One of the blessings I am very grateful for is the blessing of not being an addict. Well, not an addict in any bad sense of the word. By that I mean having any “bad,” or destructive addictions. I think you know what I mean. If you’ve lived for a while on this earth, you have seen and known people with terrible and damaging addictions. Perhaps you have some yourself or have had at some point in your life.

I will be honest and admit that there is an addictive gene in my own family. Several family members have had problems with addictions. It is very sad to witness and live through the addictive/destructive experiences they encounter continually in their lives. I experienced this in childhood and later with my first partner/relationship. And of course, several friends have had addiction problems, often never spoken of but there to be seen by all who have any awareness.

It is hard for a non-addict to comprehend, I think, what it is like to have this force, this destructive, negative energy driving one’s life to constant turmoil and problems. Sure, there are periods when things seem normal, but they are not, not for long, anyway.

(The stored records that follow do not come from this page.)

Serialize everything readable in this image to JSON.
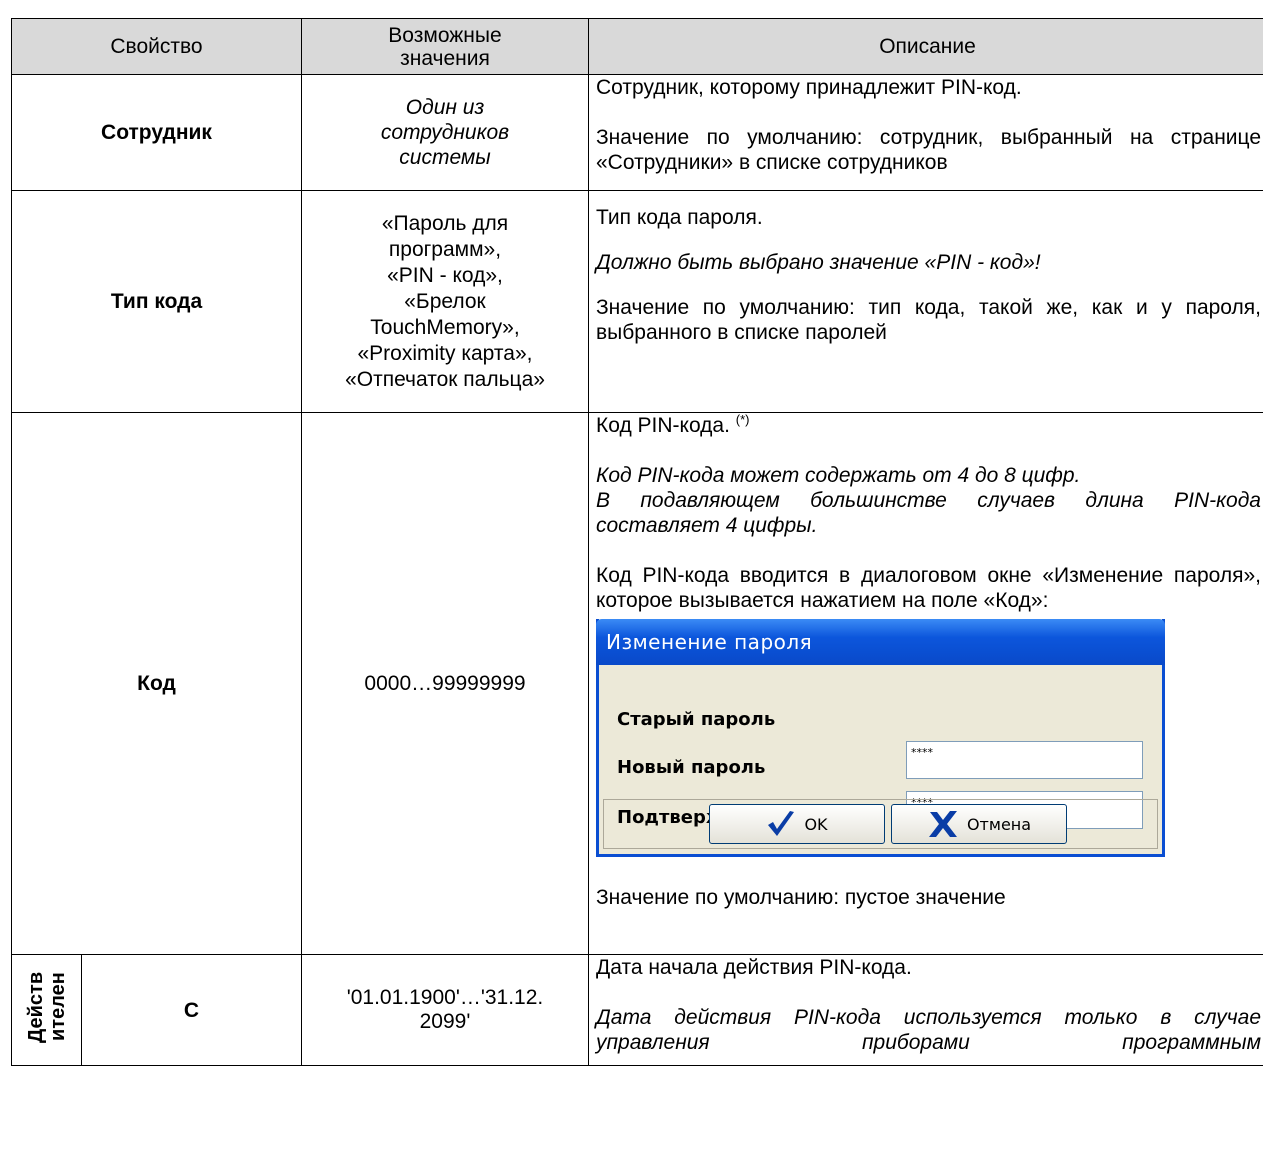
{
  "headers": {
    "property": "Свойство",
    "values": "Возможные значения",
    "description": "Описание"
  },
  "rows": {
    "employee": {
      "name": "Сотрудник",
      "values": "Один из сотрудников системы",
      "desc1": "Сотрудник, которому принадлежит PIN-код.",
      "desc2": "Значение по умолчанию: сотрудник, выбранный на странице «Сотрудники» в списке сотрудников"
    },
    "code_type": {
      "name": "Тип кода",
      "values": "«Пароль для программ», «PIN - код», «Брелок TouchMemory», «Proximity карта», «Отпечаток пальца»",
      "desc1": "Тип кода пароля.",
      "desc2": "Должно быть выбрано значение «PIN - код»!",
      "desc3": "Значение по умолчанию: тип кода, такой же, как и у пароля, выбранного в списке паролей"
    },
    "code": {
      "name": "Код",
      "values": "0000…99999999",
      "desc1": "Код PIN-кода.",
      "footnote_mark": "(*)",
      "desc2": "Код PIN-кода может содержать от 4 до 8 цифр.",
      "desc3": "В подавляющем большинстве случаев длина PIN-кода составляет 4 цифры.",
      "desc4": "Код PIN-кода вводится в диалоговом окне «Изменение пароля», которое вызывается нажатием на поле «Код»:",
      "desc5": "Значение по умолчанию: пустое значение"
    },
    "from": {
      "group": "Действителен",
      "name": "С",
      "values": "'01.01.1900'…'31.12.2099'",
      "desc1": "Дата начала действия PIN-кода.",
      "desc2": "Дата действия PIN-кода используется только в случае управления приборами программным"
    }
  },
  "dialog": {
    "title": "Изменение пароля",
    "old_label": "Старый пароль",
    "new_label": "Новый пароль",
    "new_value": "****",
    "confirm_label": "Подтверждение пароля",
    "confirm_value": "****",
    "ok_label": "OK",
    "cancel_label": "Отмена"
  },
  "colors": {
    "header_bg": "#d9d9d9",
    "dialog_title": "#0c56dc",
    "dialog_bg": "#ece9d8"
  }
}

Of course I’m no medical or psychological professional, so what I’m talking about is from a layman’s point of view. Just my observations and opinions, as in my other blogs on various subjects. I would never claim to be a professional in any field, except, perhaps, being an expert in my own life on this earth.

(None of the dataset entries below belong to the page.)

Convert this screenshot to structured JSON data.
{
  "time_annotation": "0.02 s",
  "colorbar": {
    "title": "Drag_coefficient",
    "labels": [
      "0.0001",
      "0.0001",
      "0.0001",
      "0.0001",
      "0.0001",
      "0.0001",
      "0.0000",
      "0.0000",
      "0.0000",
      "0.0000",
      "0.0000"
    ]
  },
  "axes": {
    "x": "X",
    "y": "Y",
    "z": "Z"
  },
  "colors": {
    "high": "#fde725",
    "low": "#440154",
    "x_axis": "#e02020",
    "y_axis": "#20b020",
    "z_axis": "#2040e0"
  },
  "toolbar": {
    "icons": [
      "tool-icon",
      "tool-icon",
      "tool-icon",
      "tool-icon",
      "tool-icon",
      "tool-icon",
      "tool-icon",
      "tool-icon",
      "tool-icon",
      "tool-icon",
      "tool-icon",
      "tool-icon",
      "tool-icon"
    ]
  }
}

A book I read many years ago that gave me a different perspective on addictions in our lives.

So, we all know the negative power addictions have on people. But, wait. I’m talking about what we call “negative” addictions. When we talk about addiction, that’s what we are usually talking about, right? Many years ago I happened to pick up and read a book by William Glasser, M.D. called “Positive Addiction” which opened up my mind to a new way of viewing this subject. Yes, we are all familiar with the many negative addictions out there in the world, but do we ever consider that there may be positive addictions that and not destructive. They may even be helpful, healthy and inspiring. Hmmm, that got me thinking. Are there such things as “positive addictions?”

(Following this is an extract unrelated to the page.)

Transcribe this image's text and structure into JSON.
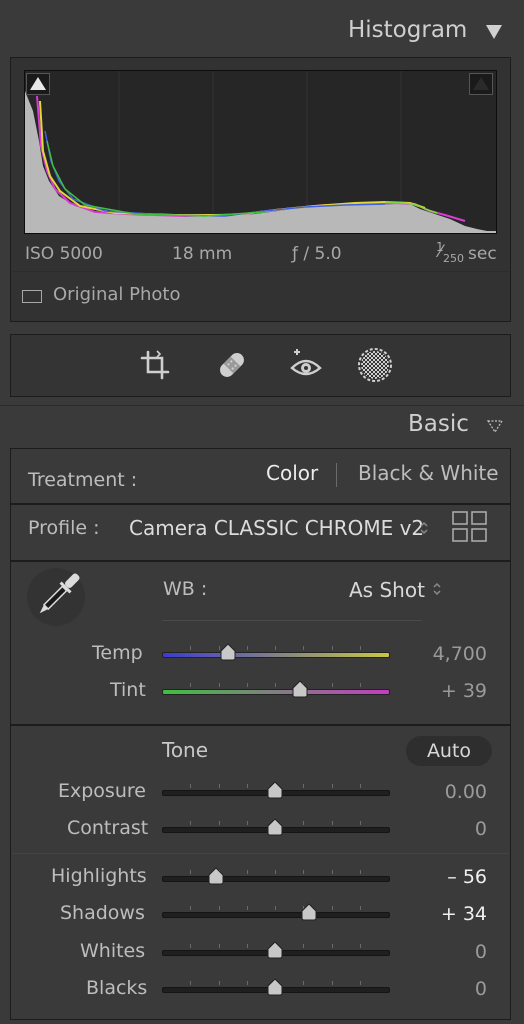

So, what is meant by positive addictions? Well, things like exercise, eating healthy, volunteering, being passionate about the work you do, being giving and helpful to others. Good, healthy relationships (not so much co-dependent relationships), etc. You can come up with many such positive addictions, I’m sure. The runner’s high, meditation, spiritual practices, creating art, music, acting, addiction to “excellence” (being careful of becoming addicted to “perfectionism.” Being passionate about your work can be good, being a workaholic can cross the line to a negative addiction. Being passionate and addicted to a spiritual life is expressed in several psalms in the Bible. And the Poet Rumi, “It is a burning of the heart I want; it is this burning I want more than anything….”

So I have come to the conclusion that there are both positive and negative addictions. I recently wrote a blog on my interest in, okay, my “addiction” to life-long learning, life-long education. I feel okay with that addiction. It pushes me forward towards continual growth, and that is good, in my book.

Just a little aside on this topic. A year and a half ago I decided to eliminate alcohol from my life. My body was not tolerating alcohol consumption very well. It did for many (pleasurable) years, but it reached a point that a drink would just put me to sleep or drain me for the rest of the day. I did a little research and discovered that, medically, there was a point in many peoples lives where alcohol did not work well with the body, exactly what I was experiencing. Well, the bottom line is one day I just quit. And that was that. Again, I say I am very grateful that I am not an addict (alcoholic) as it was no problem to stop. It just does not work for me anymore. It is like my father who gave up smoking one day after sixty some years of smoking daily. Just quit. No therapy, no hypnosis like some require to kick the habit.

So, the point of all of this is that I’m lucky to have missed the family gene that seems to have affected several others. Maybe I have an addiction to life-time learning, but that is okay. I prefer that one over the others I see in this world.